Over the next several weeks, representatives from various care-delivery systems, insurers and other members of the health care ecosystem will gather before cameras, Congress and other public outlets to speak to the institutional end times that will occur if the White House’s finalized health care price transparency rule and the proposed transparency in coverage rule come into effect. They will be wrong.
The administration’s efforts to introduce transparency into the cost of health care should be lauded by consumers and all who care about improving health care in America.
I’ve been the chief executive officer of a 14-hospital academic medical center for the last six years, and I’ve been in the medical field for far longer. Over that time, the procedures and practices for how we deliver care to those who need it have advanced at incredible rates.
Unfortunately, the costs have grown astronomically, as well. This bloating is a symptom of a system that has spurned the interests of its patients — the only party to whom it owes any loyalty.
These transparency rules are not being created out of spite. These new policies are the first step toward breaking a system that has for too long relied on the use of other people’s money, to pay expenses that are often poorly explained and insufficiently justified by the insurer.
No reasonable person would believe that the economics of health care are best carried out in private; or that a patient would prefer to receive a bill not from the caregiver, but from an insurer who has paid the provider in accordance with a byzantine contract that has been worked out between the two, without regard for the nuanced needs of the patient.
For too long, those of us who work in the health care field have defended an inefficient system that has led to the levels of frustration and suffering necessary for politicians to create entire campaigns on “Medicare for All” platforms. Unfortunately, the consensus among most economists and employers is clear: The disruption and rancor that would be created from efforts to pass this type of legislation would inevitably lead to a maintenance of the status quo.

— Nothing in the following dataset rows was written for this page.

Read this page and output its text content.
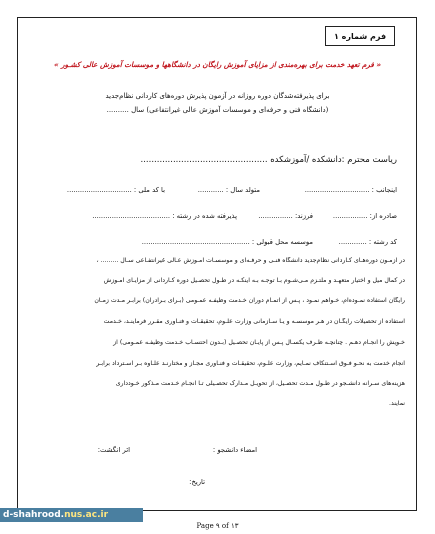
فرم شماره ۱
« فرم تعهد خدمت برای بهره‌مندی از مزایای آموزش رایگان در دانشگاهها و موسسات آموزش عالی کشـور »
برای پذیرفته‌شدگان دوره روزانه در آزمون پذیرش دوره‌های کاردانی نظام‌جدید
(دانشگاه فنی و حرفه‌ای و موسسات آموزش عالی غیرانتفاعی) سال ..........
ریاست محترم :دانشکده /آموزشکده ...............................................
اینجانب : ..............................
متولد سال : ............
با کد ملی : ..............................
صادره از: ................
فرزند: ................
پذیرفته شده در رشته : ....................................
کد رشته : .............
موسسه محل قبولی : ..................................................
در آزمـون دوره‌هـای کـاردانی نظام‌جدید دانشگاه فنـی و حرفـه‌ای و موسسـات آمـوزش عـالی غیرانتفـاعی سـال ......... ،
در کمال میل و اختیار متعهـد و ملتـزم مـی‌شـوم بـا توجـه بـه اینکـه در طـول تحصـیل دوره کـاردانی از مزایـای آمـوزش
رایگان استفاده نمـوده‌ام، خـواهم نمـود ، پـس از اتمـام دوران خـدمت وظیفـه عمـومی (بـرای بـرادران) برابـر مـدت زمـان
استفاده از تحصیلات رایگـان در هـر موسسـه و یـا سـازمانی وزارت علـوم، تحقیقـات و فنـاوری مقـرر فرماینـد، خـدمت
خـویش را انجـام دهـم . چنانچـه ظـرف یکسـال پـس از پایـان تحصـیل (بـدون احتسـاب خـدمت وظیفـه عمـومی) از
انجام خدمت به نحـو فـوق اسـتنکاف نمـایم، وزارت علـوم، تحقیقـات و فنـاوری مجـاز و مختارنـد علـاوه بـر اسـترداد برابـر
هزینه‌های سـرانه دانشـجو در طـول مـدت تحصـیل، از تحویـل مـدارک تحصـیلی تـا انجـام خـدمت مـذکور خـودداری
نمایند.
امضاء دانشجو :
اثر انگشت:
تاریخ:
d-shahrood. nus.ac.ir
Page ۹ of ۱۳
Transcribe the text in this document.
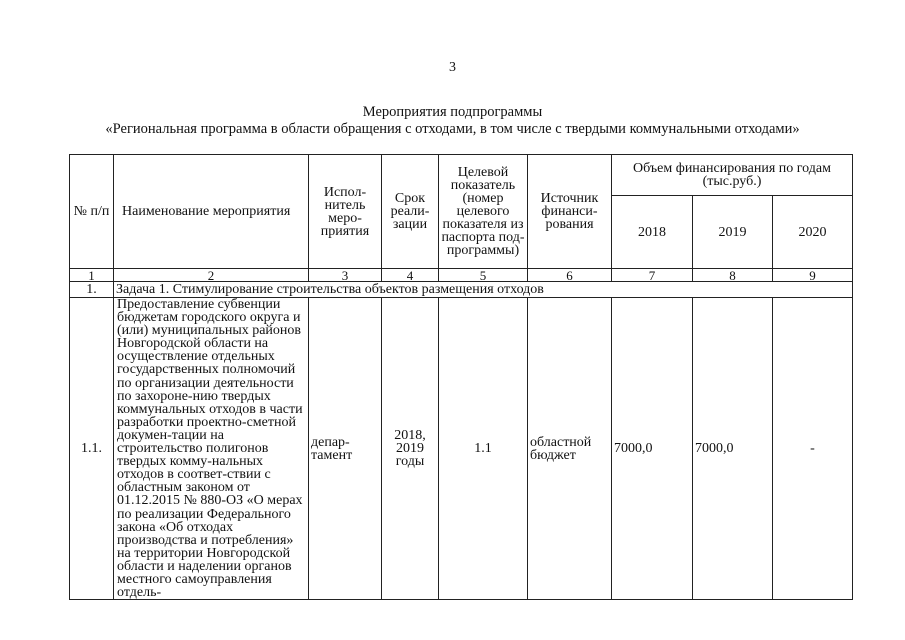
3
Мероприятия подпрограммы
«Региональная программа в области обращения с отходами, в том числе с твердыми коммунальными отходами»
№ п/п	Наименование мероприятия	Испол-нитель меро-приятия	Срок реали-зации	Целевой показатель (номер целевого показателя из паспорта под-программы)	Источник финанси-рования	Объем финансирования по годам (тыс.руб.)		
						2018	2019	2020
1	2	3	4	5	6	7	8	9
1.	Задача 1. Стимулирование строительства объектов размещения отходов							
1.1.	Предоставление субвенции бюджетам городского округа и (или) муниципальных районов Новгородской области на осуществление отдельных государственных полномочий по организации деятельности по захороне-нию твердых коммунальных отходов в части разработки проектно-сметной докумен-тации на строительство полигонов твердых комму-нальных отходов в соответ-ствии с областным законом от 01.12.2015 № 880-ОЗ «О мерах по реализации Федерального закона «Об отходах производства и потребления» на территории Новгородской области и наделении органов местного самоуправления отдель-	депар-тамент	2018, 2019 годы	1.1	областной бюджет	7000,0	7000,0	-
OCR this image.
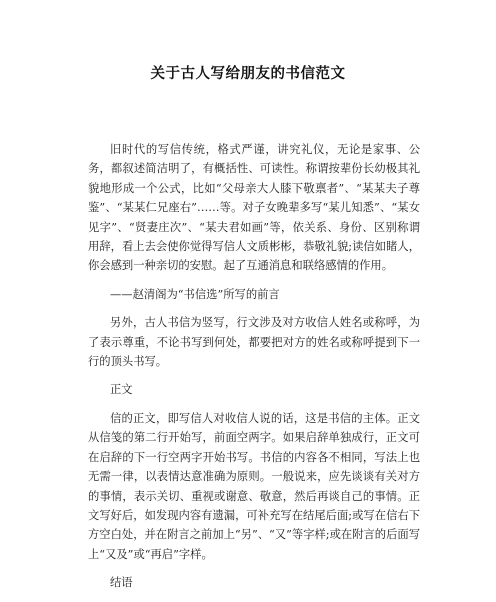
关于古人写给朋友的书信范文

旧时代的写信传统，格式严谨，讲究礼仪，无论是家事、公务，都叙述简洁明了，有概括性、可读性。称谓按辈份长幼极其礼貌地形成一个公式，比如“父母亲大人膝下敬禀者”、“某某夫子尊鉴”、“某某仁兄座右”……等。对子女晚辈多写“某儿知悉”、“某女见字”、“贤妻庄次”、“某夫君如画”等，依关系、身份、区别称谓用辞，看上去会使你觉得写信人文质彬彬，恭敬礼貌;读信如睹人，你会感到一种亲切的安慰。起了互通消息和联络感情的作用。

——赵清阁为“书信选”所写的前言

另外，古人书信为竖写，行文涉及对方收信人姓名或称呼，为了表示尊重，不论书写到何处，都要把对方的姓名或称呼提到下一行的顶头书写。

正文

信的正文，即写信人对收信人说的话，这是书信的主体。正文从信笺的第二行开始写，前面空两字。如果启辞单独成行，正文可在启辞的下一行空两字开始书写。书信的内容各不相同，写法上也无需一律，以表情达意准确为原则。一般说来，应先谈谈有关对方的事情，表示关切、重视或谢意、敬意，然后再谈自己的事情。正文写好后，如发现内容有遗漏，可补充写在结尾后面;或写在信右下方空白处，并在附言之前加上“另”、“又”等字样;或在附言的后面写上“又及”或“再启”字样。

结语
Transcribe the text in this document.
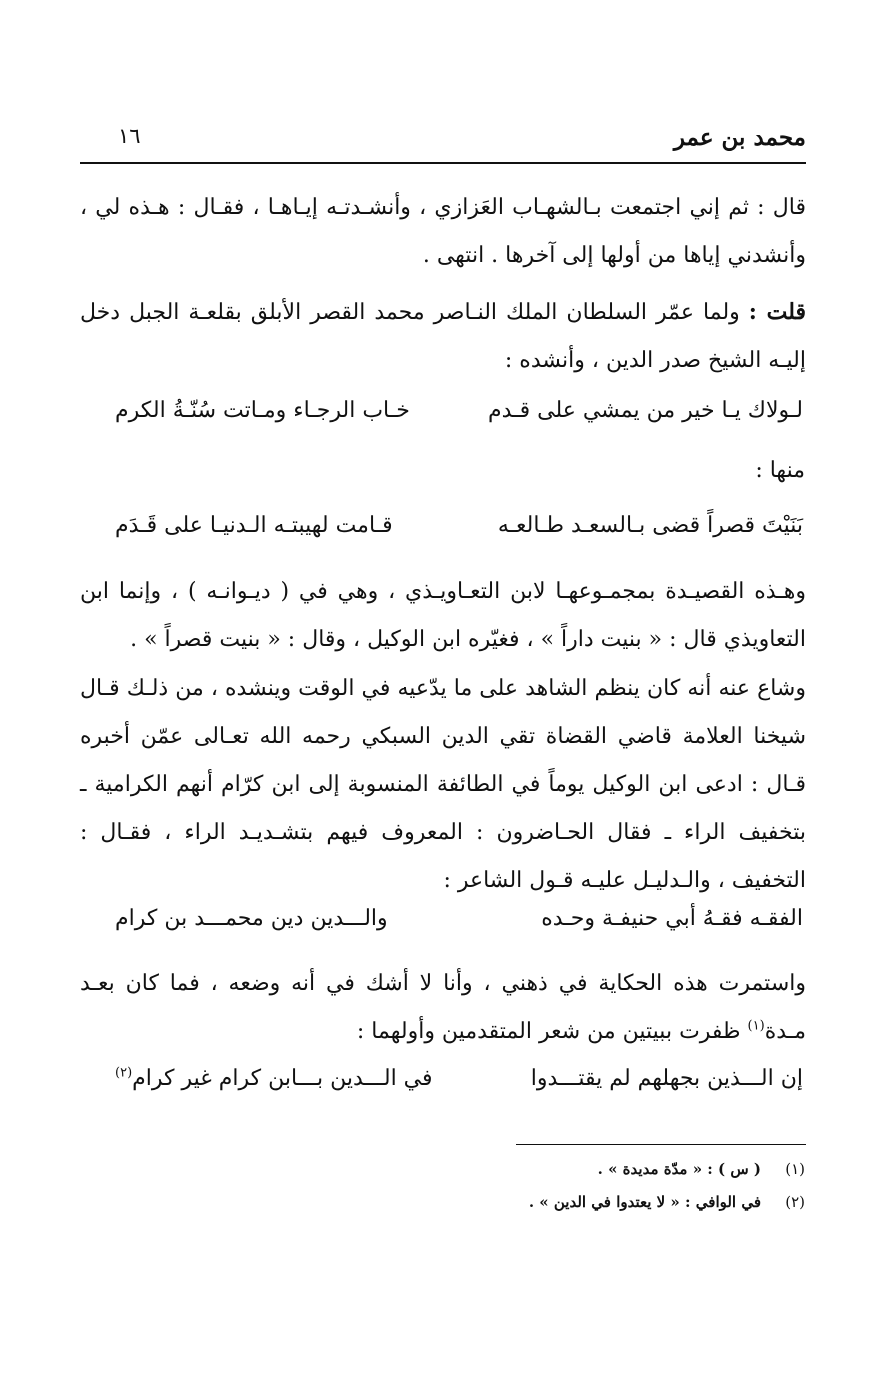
محمد بن عمر
١٦

قال : ثم إني اجتمعت بـالشهـاب العَزازي ، وأنشـدتـه إيـاهـا ، فقـال : هـذه لي ، وأنشدني إياها من أولها إلى آخرها . انتهى .

قلت : ولما عمّر السلطان الملك النـاصر محمد القصر الأبلق بقلعـة الجبل دخل إليـه الشيخ صدر الدين ، وأنشده :

لـولاك يـا خير من يمشي على قـدم
خـاب الرجـاء ومـاتت سُنّـةُ الكرم
منها :
بَنَيْتَ قصراً قضى بـالسعـد طـالعـه
قـامت لهيبتـه الـدنيـا على قَـدَم

وهـذه القصيـدة بمجمـوعهـا لابن التعـاويـذي ، وهي في ( ديـوانـه ) ، وإنما ابن التعاويذي قال : « بنيت داراً » ، فغيّره ابن الوكيل ، وقال : « بنيت قصراً » .

وشاع عنه أنه كان ينظم الشاهد على ما يدّعيه في الوقت وينشده ، من ذلـك قـال شيخنا العلامة قاضي القضاة تقي الدين السبكي رحمه الله تعـالى عمّن أخبره قـال : ادعى ابن الوكيل يوماً في الطائفة المنسوبة إلى ابن كرّام أنهم الكرامية ـ بتخفيف الراء ـ فقال الحـاضرون : المعروف فيهم بتشـديـد الراء ، فقـال : التخفيف ، والـدليـل عليـه قـول الشاعر :

الفقـه فقـهُ أبي حنيفـة وحـده
والـــدين دين محمـــد بن كرام

واستمرت هذه الحكاية في ذهني ، وأنا لا أشك في أنه وضعه ، فما كان بعـد مـدة$^{(١)}$ ظفرت ببيتين من شعر المتقدمين وأولهما :

إن الـــذين بجهلهم لم يقتـــدوا
في الـــدين بـــابن كرام غير كرام$^{(٢)}$
(١)( س ) : « مدّة مديدة » .
(٢)في الوافي : « لا يعتدوا في الدين » .
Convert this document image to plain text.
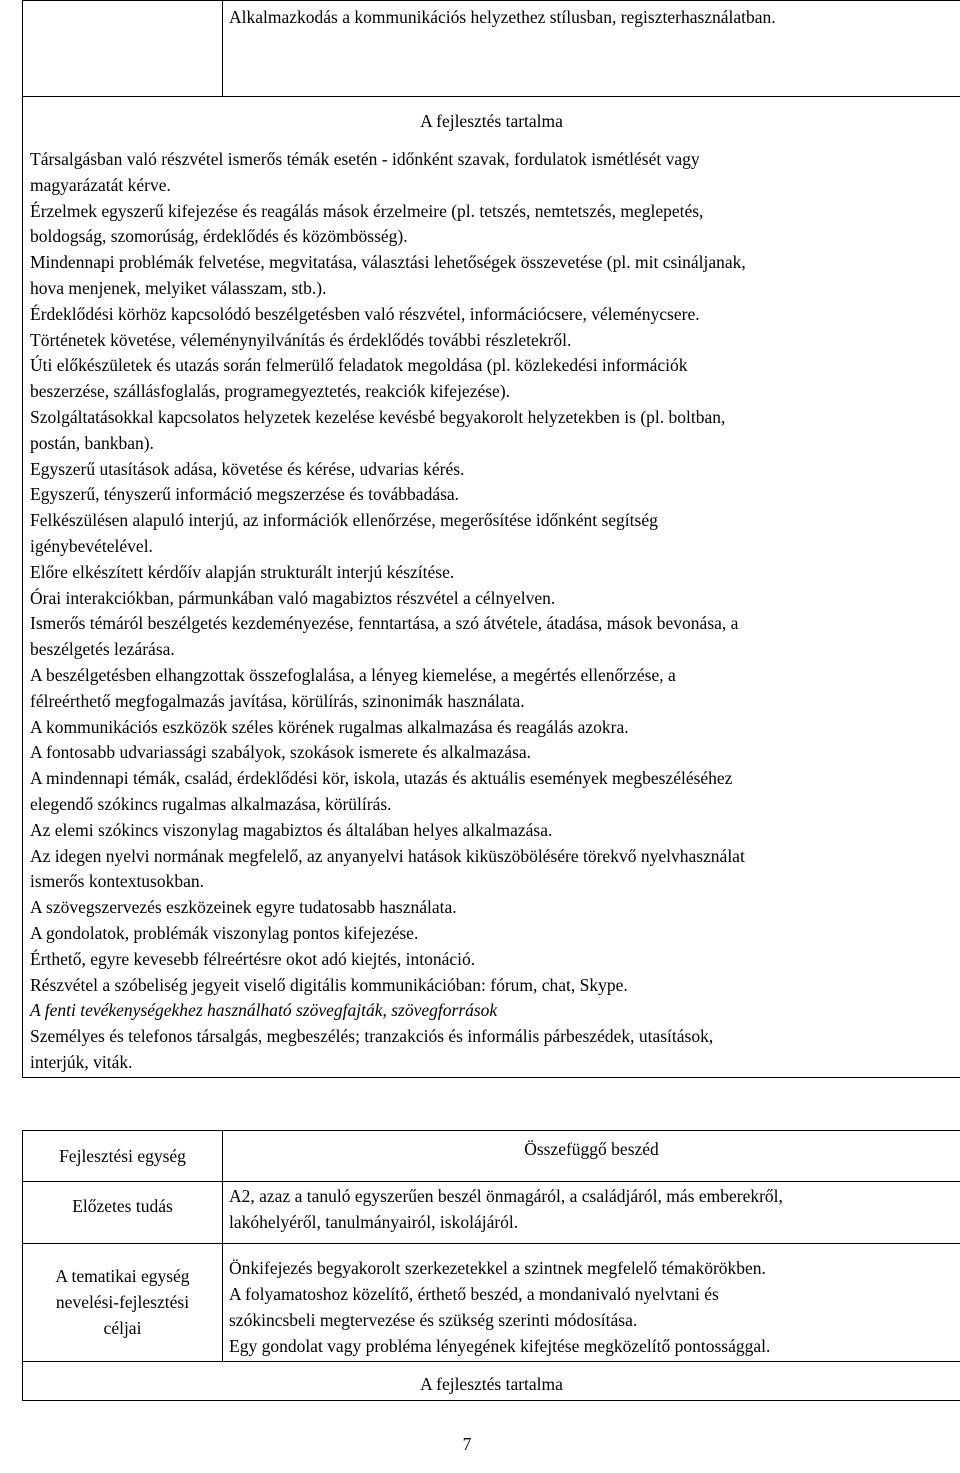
Alkalmazkodás a kommunikációs helyzethez stílusban, regiszterhasználatban.
A fejlesztés tartalma
Társalgásban való részvétel ismerős témák esetén - időnként szavak, fordulatok ismétlését vagy
magyarázatát kérve.
Érzelmek egyszerű kifejezése és reagálás mások érzelmeire (pl. tetszés, nemtetszés, meglepetés,
boldogság, szomorúság, érdeklődés és közömbösség).
Mindennapi problémák felvetése, megvitatása, választási lehetőségek összevetése (pl. mit csináljanak,
hova menjenek, melyiket válasszam, stb.).
Érdeklődési körhöz kapcsolódó beszélgetésben való részvétel, információcsere, véleménycsere.
Történetek követése, véleménynyilvánítás és érdeklődés további részletekről.
Úti előkészületek és utazás során felmerülő feladatok megoldása (pl. közlekedési információk
beszerzése, szállásfoglalás, programegyeztetés, reakciók kifejezése).
Szolgáltatásokkal kapcsolatos helyzetek kezelése kevésbé begyakorolt helyzetekben is (pl. boltban,
postán, bankban).
Egyszerű utasítások adása, követése és kérése, udvarias kérés.
Egyszerű, tényszerű információ megszerzése és továbbadása.
Felkészülésen alapuló interjú, az információk ellenőrzése, megerősítése időnként segítség
igénybevételével.
Előre elkészített kérdőív alapján strukturált interjú készítése.
Órai interakciókban, pármunkában való magabiztos részvétel a célnyelven.
Ismerős témáról beszélgetés kezdeményezése, fenntartása, a szó átvétele, átadása, mások bevonása, a
beszélgetés lezárása.
A beszélgetésben elhangzottak összefoglalása, a lényeg kiemelése, a megértés ellenőrzése, a
félreérthető megfogalmazás javítása, körülírás, szinonimák használata.
A kommunikációs eszközök széles körének rugalmas alkalmazása és reagálás azokra.
A fontosabb udvariassági szabályok, szokások ismerete és alkalmazása.
A mindennapi témák, család, érdeklődési kör, iskola, utazás és aktuális események megbeszéléséhez
elegendő szókincs rugalmas alkalmazása, körülírás.
Az elemi szókincs viszonylag magabiztos és általában helyes alkalmazása.
Az idegen nyelvi normának megfelelő, az anyanyelvi hatások kiküszöbölésére törekvő nyelvhasználat
ismerős kontextusokban.
A szövegszervezés eszközeinek egyre tudatosabb használata.
A gondolatok, problémák viszonylag pontos kifejezése.
Érthető, egyre kevesebb félreértésre okot adó kiejtés, intonáció.
Részvétel a szóbeliség jegyeit viselő digitális kommunikációban: fórum, chat, Skype.
A fenti tevékenységekhez használható szövegfajták, szövegforrások
Személyes és telefonos társalgás, megbeszélés; tranzakciós és informális párbeszédek, utasítások,
interjúk, viták.
Fejlesztési egység	Összefüggő beszéd
Előzetes tudás	A2, azaz a tanuló egyszerűen beszél önmagáról, a családjáról, más emberekről,
lakóhelyéről, tanulmányairól, iskolájáról.
A tematikai egység
nevelési-fejlesztési
céljai
Önkifejezés begyakorolt szerkezetekkel a szintnek megfelelő témakörökben.
A folyamatoshoz közelítő, érthető beszéd, a mondanivaló nyelvtani és
szókincsbeli megtervezése és szükség szerinti módosítása.
Egy gondolat vagy probléma lényegének kifejtése megközelítő pontossággal.
A fejlesztés tartalma
7
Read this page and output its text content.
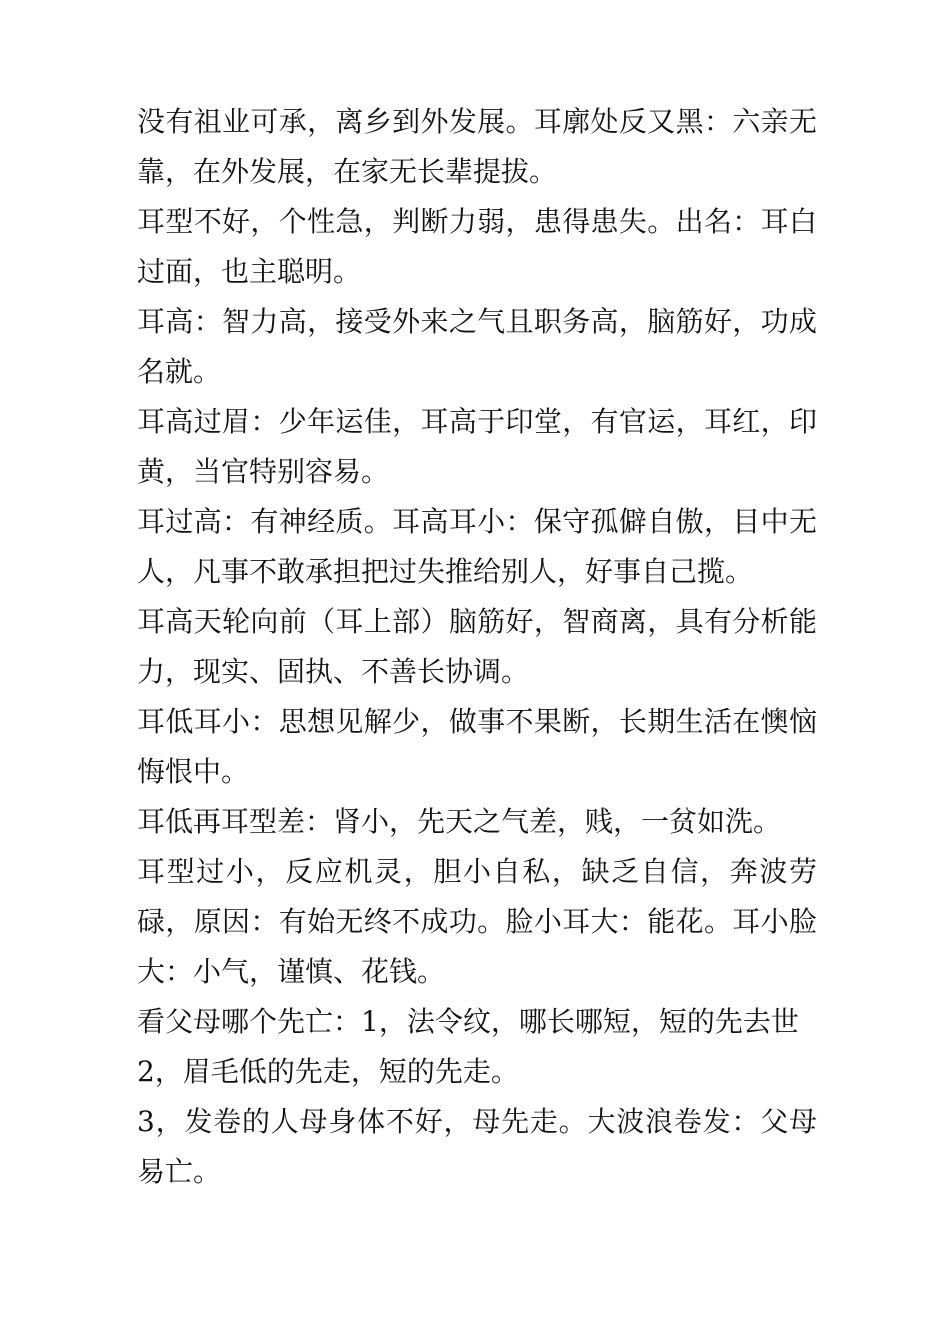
没有祖业可承，离乡到外发展。耳廓处反又黑：六亲无靠，在外发展，在家无长辈提拔。

耳型不好，个性急，判断力弱，患得患失。出名：耳白过面，也主聪明。

耳高：智力高，接受外来之气且职务高，脑筋好，功成名就。

耳高过眉：少年运佳，耳高于印堂，有官运，耳红，印黄，当官特别容易。

耳过高：有神经质。耳高耳小：保守孤僻自傲，目中无人，凡事不敢承担把过失推给别人，好事自己揽。

耳高天轮向前（耳上部）脑筋好，智商离，具有分析能力，现实、固执、不善长协调。

耳低耳小：思想见解少，做事不果断，长期生活在懊恼悔恨中。

耳低再耳型差：肾小，先天之气差，贱，一贫如洗。

耳型过小，反应机灵，胆小自私，缺乏自信，奔波劳碌，原因：有始无终不成功。脸小耳大：能花。耳小脸大：小气，谨慎、花钱。

看父母哪个先亡：1，法令纹，哪长哪短，短的先去世

2，眉毛低的先走，短的先走。

3，发卷的人母身体不好，母先走。大波浪卷发：父母易亡。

A similar, well-intentioned idealism led to the Affordable Care Act; by giving millions of people access to health care, we funneled them into an already fundamentally broken system. We then hoped that the institutions delivering care would transform, but they didn’t. That failure was in no small part because we didn’t create the disruptions necessary to force our economic interests into alignment with those of our consumers: our patients.
Existing legislation has failed to protect patients – which is all of us — because it has failed to create an understanding between the care providers, the recipients and the intermediaries between them. The transparency policies are a significant step for us to create that understanding.
The American health care system is broken because it is paid to be inefficient; our ecosystem has slowly become crowded with new intermediaries and sources of red tape. This has led to the systemic quagmire that characterizes our health care system. But the patients that we serve are smart.
They know better than anyone what their abilities are to fund their treatments. Most dangerously for the health care system, they don’t care what means or mechanism through which that treatment is delivered, provided the product is delivered at the price and at the time at which they demand it. Ultimately, by giving patients the tools to be as informed as possible about the real costs of services and treatments that their providers offer, we in the medical space give them back some of the control of their lives and welfare that they should have had all along.
The vigor with which the traditional health care system is protesting the administration’s attempts to regulate transparency is powerful evidence for its necessity.
Transparency will not end with forcing hospitals to put their charge master on their website. True transparency will be created when the employer-insurer-provider-patient gauntlet has been obliterated and replaced with a streamlined system in which the patients can assess the costs of their care, the means through which they will receive their care, and the assistance they’ll need to pay for it. True transparency will only exist when the patients can see the end results of their care before they go into the facility.
If we are to move together, on a national level, toward a rational, affordable, transparent and quality-assured health care system, the first steps won’t be made from a “Medicare-For-All” platform — nor will they be made by making minor tweaks to a system that has failed so many people. Instead, we need to begin by peeling back the shrouds surrounding the providers of medical care, the pharmaceutical interests and the insurers, so we can fully diagnose the problem.
Stephen K. Klasko, MD, MBA, is president of Thomas Jefferson University and CEO of Jefferson Health.